Fabrication of thin transparent collagen film using collagen extract from pig skin

摘要

Introduction: Collagen is one of the most studied and used biomolecules in tissue engineering because of its high biocompatibility, biodegradability, and low antigenicity. However, its wide application in tissue engineering is limited since collagen is obtained through a quite complicated extraction process and exhibits poor mechanical and enzymatic resistance. In this study, we extracted type Ⅰ collagen from pig skin and produced thin transparent collagen film after crosslinking. Materials and Methods: Type Ⅰ atelocollagen was extracted from pig skin using acetic acid in the presence of pepsin, and then purified by dialysis against distilled water and lyophilized.

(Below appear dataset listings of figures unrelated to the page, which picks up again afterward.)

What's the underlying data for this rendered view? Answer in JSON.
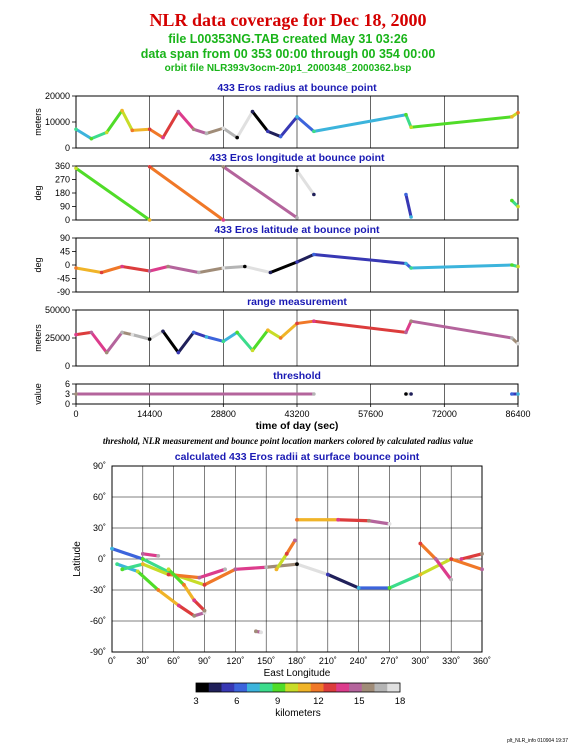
{
  "header": {
    "title": "NLR data coverage for Dec 18, 2000",
    "file_line": "file L00353NG.TAB created May 31 03:26",
    "span_line": "data span from 00 353 00:00 through 00 354 00:00",
    "orbit_line": "orbit file NLR393v3ocm-20p1_2000348_2000362.bsp"
  },
  "caption": "threshold, NLR measurement and bounce point location markers colored by calculated radius value",
  "footer_stamp": "plt_NLR_info 010904 19:37",
  "colors": {
    "title": "#d40000",
    "subtitle": "#19b419",
    "panel_title": "#1a1ab4"
  },
  "chart_data": [
    {
      "type": "scatter",
      "title": "433 Eros radius at bounce point",
      "ylabel": "meters",
      "ylim": [
        0,
        25000
      ],
      "yticks": [
        "20000",
        "10000",
        "0"
      ],
      "xlim": [
        0,
        86400
      ],
      "grid": true,
      "segments": [
        {
          "x": [
            0,
            3000,
            6000,
            9000,
            11000,
            14400,
            17000,
            20000,
            23000,
            25500,
            28800,
            31500,
            34500,
            37500,
            40000,
            43200,
            46500,
            64500,
            65500,
            85200,
            86400
          ],
          "y": [
            9000,
            4500,
            7500,
            18000,
            8500,
            9000,
            5000,
            17500,
            9000,
            7000,
            9500,
            5000,
            17500,
            8000,
            5500,
            15000,
            8000,
            16000,
            10000,
            15000,
            17000
          ]
        }
      ]
    },
    {
      "type": "scatter",
      "title": "433 Eros longitude at bounce point",
      "ylabel": "deg",
      "ylim": [
        0,
        360
      ],
      "yticks": [
        "360",
        "270",
        "180",
        "90",
        "0"
      ],
      "xlim": [
        0,
        86400
      ],
      "grid": true,
      "segments": [
        {
          "x": [
            0,
            14400
          ],
          "y": [
            345,
            0
          ]
        },
        {
          "x": [
            14400,
            28800
          ],
          "y": [
            355,
            0
          ]
        },
        {
          "x": [
            28800,
            43200
          ],
          "y": [
            355,
            15
          ]
        },
        {
          "x": [
            43200,
            46500
          ],
          "y": [
            330,
            170
          ]
        },
        {
          "x": [
            64500,
            65500
          ],
          "y": [
            170,
            20
          ]
        },
        {
          "x": [
            85200,
            86400
          ],
          "y": [
            130,
            90
          ]
        }
      ]
    },
    {
      "type": "scatter",
      "title": "433 Eros latitude at bounce point",
      "ylabel": "deg",
      "ylim": [
        -90,
        90
      ],
      "yticks": [
        "90",
        "45",
        "0",
        "-45",
        "-90"
      ],
      "xlim": [
        0,
        86400
      ],
      "grid": true,
      "segments": [
        {
          "x": [
            0,
            5000,
            9000,
            14400,
            18000,
            24000,
            28800,
            33000,
            38000,
            43200,
            46500,
            64500,
            65500,
            85200,
            86400
          ],
          "y": [
            -10,
            -25,
            -5,
            -20,
            -5,
            -25,
            -10,
            -5,
            -25,
            10,
            35,
            5,
            -10,
            0,
            -5
          ]
        }
      ]
    },
    {
      "type": "scatter",
      "title": "range measurement",
      "ylabel": "meters",
      "ylim": [
        0,
        50000
      ],
      "yticks": [
        "50000",
        "25000",
        "0"
      ],
      "xlim": [
        0,
        86400
      ],
      "grid": true,
      "segments": [
        {
          "x": [
            0,
            3000,
            6000,
            9000,
            11000,
            14400,
            17000,
            20000,
            23000,
            25500,
            28800,
            31500,
            34500,
            37500,
            40000,
            43200,
            46500,
            64500,
            65500,
            85200,
            86400
          ],
          "y": [
            28000,
            30000,
            12000,
            30000,
            28000,
            24000,
            31000,
            12000,
            30000,
            26000,
            22000,
            30000,
            14000,
            32000,
            25000,
            38000,
            40000,
            30000,
            40000,
            25000,
            20000
          ]
        }
      ]
    },
    {
      "type": "scatter",
      "title": "threshold",
      "ylabel": "value",
      "ylim": [
        0,
        6
      ],
      "yticks": [
        "6",
        "3",
        "0"
      ],
      "xlim": [
        0,
        86400
      ],
      "xticks": [
        "0",
        "14400",
        "28800",
        "43200",
        "57600",
        "72000",
        "86400"
      ],
      "xlabel": "time of day (sec)",
      "grid": true,
      "segments": [
        {
          "x": [
            0,
            46500
          ],
          "y": [
            3,
            3
          ]
        },
        {
          "x": [
            64500,
            65500
          ],
          "y": [
            3,
            3
          ]
        },
        {
          "x": [
            85200,
            86400
          ],
          "y": [
            3,
            3
          ]
        }
      ]
    },
    {
      "type": "scatter",
      "title": "calculated 433 Eros radii at surface bounce point",
      "xlabel": "East Longitude",
      "ylabel": "Latitude",
      "xlim": [
        0,
        360
      ],
      "ylim": [
        -90,
        90
      ],
      "xticks": [
        "0˚",
        "30˚",
        "60˚",
        "90˚",
        "120˚",
        "150˚",
        "180˚",
        "210˚",
        "240˚",
        "270˚",
        "300˚",
        "330˚",
        "360˚"
      ],
      "yticks": [
        "90˚",
        "60˚",
        "30˚",
        "0˚",
        "-30˚",
        "-60˚",
        "-90˚"
      ],
      "grid": true,
      "tracks": [
        {
          "lon": [
            0,
            30,
            60,
            90,
            120,
            150,
            180,
            210,
            240,
            270,
            300,
            330,
            360
          ],
          "lat": [
            10,
            0,
            -15,
            -25,
            -10,
            -8,
            -5,
            -15,
            -28,
            -28,
            -15,
            0,
            -10
          ]
        },
        {
          "lon": [
            5,
            25,
            45,
            65,
            80,
            90
          ],
          "lat": [
            -5,
            -12,
            -30,
            -45,
            -55,
            -52
          ]
        },
        {
          "lon": [
            10,
            30,
            55,
            85,
            110
          ],
          "lat": [
            -10,
            -5,
            -15,
            -18,
            -10
          ]
        },
        {
          "lon": [
            55,
            70,
            80,
            90
          ],
          "lat": [
            -10,
            -25,
            -40,
            -50
          ]
        },
        {
          "lon": [
            160,
            170,
            178
          ],
          "lat": [
            -10,
            5,
            18
          ]
        },
        {
          "lon": [
            180,
            220,
            250,
            270
          ],
          "lat": [
            38,
            38,
            37,
            34
          ]
        },
        {
          "lon": [
            300,
            315,
            330
          ],
          "lat": [
            15,
            0,
            -20
          ]
        },
        {
          "lon": [
            340,
            360
          ],
          "lat": [
            0,
            5
          ]
        },
        {
          "lon": [
            30,
            45
          ],
          "lat": [
            5,
            3
          ]
        },
        {
          "lon": [
            140,
            145
          ],
          "lat": [
            -70,
            -71
          ]
        }
      ]
    }
  ],
  "colorbar": {
    "ticks": [
      "3",
      "6",
      "9",
      "12",
      "15",
      "18"
    ],
    "label": "kilometers",
    "range": [
      3,
      18
    ],
    "colors": [
      "#000000",
      "#20205a",
      "#3838b4",
      "#3c64dc",
      "#3cb4dc",
      "#3cdc8c",
      "#50dc28",
      "#c8dc28",
      "#f0b428",
      "#f07828",
      "#dc3c3c",
      "#dc3c8c",
      "#b4649c",
      "#a08c78",
      "#b4b4b4",
      "#e0e0e0"
    ]
  }
}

The collagen purity was assessed by SDS-PAGE and collagen assay kit. Extracted collagen was crosslinked using 1-ethyl-3-(3-dimethyl aminopropyl) carbodiimied (EDC) with N-hydroxysuccinimide (NHS). Thin transparent collagen film was produced by air-drying of crosslinked or non-crosslinked collagen solution. Results and Discussion: The extracted collagen contained two a-chains and one β-chain, and the purity was similar to that of the FDA approved collagen (Atelocollagen, Tissen, Republic of Korea). Both thin collagen film fabricated from crosslinked or non-crosslinked collagen were durable and transparent. Moreover, their characteristics were maintained well even in PBS for 7 days. Conclusions: We could set up a simple but effective collagen extraction procedure from pig skin. Additionally, we fabricated thin transparent collagen film and evaluated its stability. While more studies are required, this study will allow the next steps in the development of a corneal bandage and a tissue-engineered cornea.